As you can imagine, I am absolutely livid - well, probably 80%, the other 20% is wounded pride. There was no department before me and now NG is swanning around like queen bee - so much so that today she left me a list of things to do as I get in after the rollout meeting started and barely spoke to me when she did briefly come back to her desk.

I know that I’m being discriminated against but I’m really not sure what to do. Part of me feels that I shouldn’t rock the boat as I can hand my notice in in six months and they may try to start disciplinary action against me for my sickness absence if I do rock said boat but I am angry and I feel like I could well lose it if I don’t get it out. I do get on well with our HR manager (who as a bonus hates DM) so I just wondered if I should just speak to her and get it all on the record.

Further thoughts?

Either let them ill-treat you or you fight back.

If the latter go to an employment solicitor - someone who is familiar with Disrimination at Work and familiar with Constructive Dismissal in the Workplace.

Get him/her to write to the head of your organisation requesting clarification of what they are doing to you. Has NG been given your job? The solicitor will mention Discrimination and Constructive Dismissal and it’s something they’ll have to respond to and smething they will have to be very mindful of.

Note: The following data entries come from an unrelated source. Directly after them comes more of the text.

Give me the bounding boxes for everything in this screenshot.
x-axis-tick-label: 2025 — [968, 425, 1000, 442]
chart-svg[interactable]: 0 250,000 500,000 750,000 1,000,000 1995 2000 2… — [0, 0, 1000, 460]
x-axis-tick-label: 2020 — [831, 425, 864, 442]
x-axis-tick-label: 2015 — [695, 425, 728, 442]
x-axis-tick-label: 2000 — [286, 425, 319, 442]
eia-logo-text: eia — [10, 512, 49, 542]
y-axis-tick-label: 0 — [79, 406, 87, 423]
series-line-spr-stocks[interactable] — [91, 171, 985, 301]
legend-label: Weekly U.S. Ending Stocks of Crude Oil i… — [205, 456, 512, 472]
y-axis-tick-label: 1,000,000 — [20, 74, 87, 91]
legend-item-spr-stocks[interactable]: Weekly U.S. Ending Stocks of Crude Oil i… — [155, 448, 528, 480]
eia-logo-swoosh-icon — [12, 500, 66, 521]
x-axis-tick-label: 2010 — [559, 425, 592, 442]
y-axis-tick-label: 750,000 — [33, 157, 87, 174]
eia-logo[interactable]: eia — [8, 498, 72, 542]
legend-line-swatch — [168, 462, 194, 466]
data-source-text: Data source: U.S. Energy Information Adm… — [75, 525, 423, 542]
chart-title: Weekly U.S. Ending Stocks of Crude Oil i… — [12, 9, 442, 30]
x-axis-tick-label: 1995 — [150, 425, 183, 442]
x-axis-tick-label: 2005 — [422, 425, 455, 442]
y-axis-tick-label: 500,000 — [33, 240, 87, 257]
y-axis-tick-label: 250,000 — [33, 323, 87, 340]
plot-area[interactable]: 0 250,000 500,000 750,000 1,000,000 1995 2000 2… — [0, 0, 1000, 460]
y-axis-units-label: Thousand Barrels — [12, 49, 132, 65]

They cannot take disciplinary action for sickness absence.

OK, zetland - you were right. So sorry, TT, that they are such a nest of vipers. I have a bad image of the blank-eyed evil twins sitting side by side in their little shift dresses. I do fervently hope that neither has the arms for that. I am sure that you have your thoughts on the situation, TT, and mine aren’t printable either. Enjoy your weekend, and to pot with them both. Alison

With all due respect Zetland, I don’t think such an aggressive stance will help me although I admit that is usually my default position! Like I said, I’ve worked there for nearly nine years and plan to leave at the end of October this year. I really don’t want my last months to be difficult or to leave filled with bitterness about a place I’ve really enjoyed working. NG has not been given my job. As things were, I was my own team - NG joined as my assistant reporting to me. Over the months, file checking was added to our remit. As I believe things stand now, I’ve gone back to being on my own doing what I did before she joined - she is now heading up a separate part of the team and they will all be file checking. They can take disciplinary action as it’s in our contract although there is a caveat for disabled workers (reasonable adjustments etc) and it would be a long process. I do feel it is highly unlikely they would go down this route though.

Alison, the bit about the arms did make me LOL!

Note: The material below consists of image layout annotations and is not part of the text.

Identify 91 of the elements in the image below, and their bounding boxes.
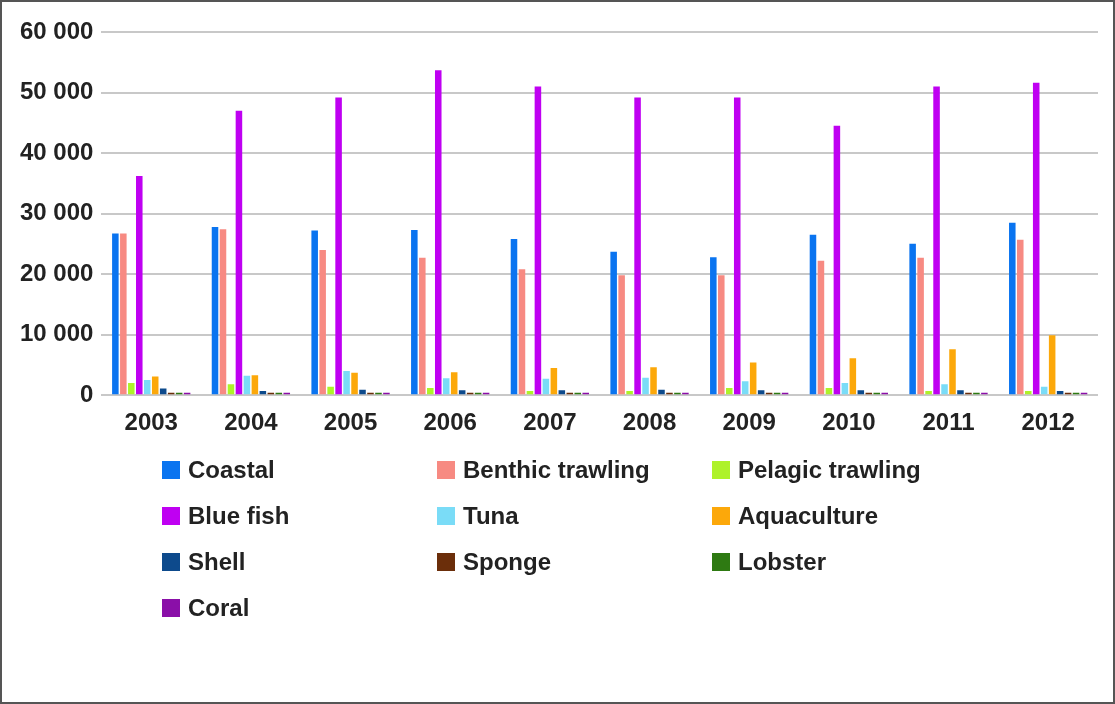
- bar: [211, 226, 219, 395]
- legend-label: Aquaculture: [738, 502, 879, 530]
- bar: [733, 97, 741, 395]
- bar: [1032, 82, 1040, 395]
- bar: [335, 97, 342, 395]
- bar: [817, 260, 825, 395]
- y-tick-label: 40 000: [20, 137, 94, 165]
- bar: [634, 97, 641, 395]
- bar: [833, 125, 841, 395]
- legend-label: Blue fish: [188, 502, 290, 530]
- bar: [610, 251, 617, 395]
- bar: [411, 229, 418, 395]
- bar: [136, 176, 143, 395]
- x-tick-label: 2011: [922, 408, 975, 436]
- x-tick-label: 2007: [523, 408, 577, 436]
- bar: [112, 233, 119, 395]
- x-tick-label: 2009: [722, 408, 776, 436]
- x-tick-label: 2005: [323, 408, 378, 436]
- bar: [550, 367, 558, 395]
- bar: [1009, 222, 1016, 395]
- legend-label: Sponge: [463, 548, 551, 576]
- bar: [359, 389, 366, 395]
- bar: [343, 370, 350, 395]
- bar: [143, 380, 151, 395]
- bar: [849, 358, 857, 395]
- bar: [941, 384, 948, 395]
- bar: [558, 390, 566, 395]
- bar: [925, 390, 932, 395]
- x-tick-label: 2010: [822, 408, 876, 436]
- bar: [510, 239, 518, 395]
- bar: [949, 349, 956, 395]
- bar: [458, 390, 466, 395]
- bar: [1048, 335, 1056, 395]
- bar: [650, 367, 657, 395]
- x-tick-label: 2012: [1021, 408, 1075, 436]
- bar: [957, 390, 964, 395]
- bar: [857, 390, 865, 395]
- bar: [434, 70, 442, 395]
- bar: [757, 390, 765, 395]
- bar: [427, 387, 434, 395]
- y-tick-label: 20 000: [20, 258, 94, 286]
- bar: [933, 86, 940, 395]
- bar: [626, 390, 633, 395]
- y-tick-label: 0: [80, 379, 94, 407]
- bar: [618, 275, 625, 395]
- bar: [243, 375, 251, 395]
- bar: [542, 378, 550, 395]
- bar: [534, 86, 542, 395]
- y-tick-label: 10 000: [20, 319, 94, 347]
- bar: [227, 384, 235, 395]
- legend-label: Coastal: [188, 456, 275, 484]
- x-tick-label: 2006: [423, 408, 477, 436]
- bar: [235, 110, 243, 395]
- legend-label: Pelagic trawling: [738, 456, 921, 484]
- bar: [219, 229, 227, 395]
- x-tick-label: 2003: [124, 408, 178, 436]
- bar: [841, 383, 849, 395]
- legend-label: Coral: [188, 594, 250, 622]
- bar: [419, 257, 426, 395]
- bar: [442, 378, 450, 395]
- bar: [251, 375, 259, 395]
- bar: [1024, 390, 1032, 395]
- bar: [658, 389, 665, 395]
- bar: [809, 234, 817, 395]
- bar: [319, 249, 326, 395]
- bar: [128, 383, 135, 395]
- x-tick-label: 2004: [224, 408, 279, 436]
- bar: [710, 257, 717, 395]
- y-tick-label: 50 000: [20, 77, 94, 105]
- legend-label: Lobster: [738, 548, 827, 576]
- y-tick-label: 60 000: [20, 16, 94, 44]
- bar: [151, 376, 159, 395]
- bar: [450, 372, 458, 395]
- bar: [917, 257, 924, 395]
- y-tick-label: 30 000: [20, 198, 94, 226]
- bar: [749, 362, 757, 395]
- x-tick-label: 2008: [622, 408, 677, 436]
- bar: [327, 386, 334, 395]
- bar: [518, 269, 526, 395]
- bar: [718, 275, 725, 395]
- bar: [1017, 239, 1024, 395]
- legend-label: Tuna: [463, 502, 519, 530]
- bar: [120, 233, 127, 395]
- bar: [642, 377, 649, 395]
- bar: [311, 230, 318, 395]
- bar: [741, 381, 749, 395]
- bar: [725, 387, 733, 395]
- legend-label: Benthic trawling: [463, 456, 650, 484]
- legend-label: Shell: [188, 548, 246, 576]
- bar: [351, 372, 358, 395]
- bar: [909, 243, 916, 395]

Sadly, they are both skinny minnies

I intend to have a very chilled out weekend although, if things continue, I may have to invest in a punchbag or two voodoo dolls…in matching shift dresses natch! Have a lovely weekend :slight_smile:

Totally respect your position - clearly we are at opposite ends of the spectrum! It seems a pity to me that after working in a place for years doing agood job and being happy there you are now being discriminated against.

As a matter of interest read up about Constructive Dismissal -

TT, something that occurred to me was the risk that, in the name of ‘rationalisation and consolidation’ (or similar weasel words), you might find yourself reporting to NG some time soon! Surely they wouldn’t be that blatant… Worth keeping an eye on, though.